The discovery offers biomedical researchers new ways to work with pluripotent embryonic stem cells, which can become any cell in the body. Generally, researchers use inhibitor molecules to keep cells pluripotent until they want them to develop further. But with royalactin and its mammalian counterpart, no inhibitors were needed.

In folklore, royal jelly is bestowed with powerful regenerative properties. “It’s kind of like a super-medicine, particularly in Asia and Europe,” said Wang. Among bees, larvae are fed royal jelly the first few days after hatching. Worker larvae are quickly switched to a combination diet of royal jelly, honey and a pollen concoction known as “bee bread.” But bees destined to be queens are fed only royal jelly and grow much larger than workers.

“It’s fascinating. … We’ve connected something mythical to something real.” 

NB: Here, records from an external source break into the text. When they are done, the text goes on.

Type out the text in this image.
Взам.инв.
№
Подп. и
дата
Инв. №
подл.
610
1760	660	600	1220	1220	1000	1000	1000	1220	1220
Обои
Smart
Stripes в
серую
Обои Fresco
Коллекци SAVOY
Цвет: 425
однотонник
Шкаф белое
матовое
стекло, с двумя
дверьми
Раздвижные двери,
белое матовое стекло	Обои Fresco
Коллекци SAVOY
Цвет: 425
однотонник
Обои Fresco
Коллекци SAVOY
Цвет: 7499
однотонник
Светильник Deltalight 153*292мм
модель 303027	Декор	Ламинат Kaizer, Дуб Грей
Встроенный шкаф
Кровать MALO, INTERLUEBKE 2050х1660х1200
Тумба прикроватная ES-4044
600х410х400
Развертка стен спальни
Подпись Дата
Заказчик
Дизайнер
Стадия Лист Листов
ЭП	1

In testing the impact of royalactin on embryonic stem cells of mice, Wang and Wan were surprised that the protein worked as a kind of fountain of youth for mouse cells even though mammals don’t make royalactin.

So they looked for a mammalian equivalent of royalactin and discovered NHLRC3, a protein that is produced early in embryonic development in all mammals and is similar to royalactin in its effect on mouse embryonic stem cells. They renamed the protein Regina — Latin for queen.

“It’s fascinating. … We’ve connected something mythical to something real,” Wang said. The study, published Dec. 4 in Nature Communications, reveals new pathways to pluripotency and suggests novel ways to keep stem cells in suspended animation until needed. Wang was the senior author, and Wan was the lead author.

They plan to investigate whether Regina has any effect on wound healing or tissue regeneration in mammals.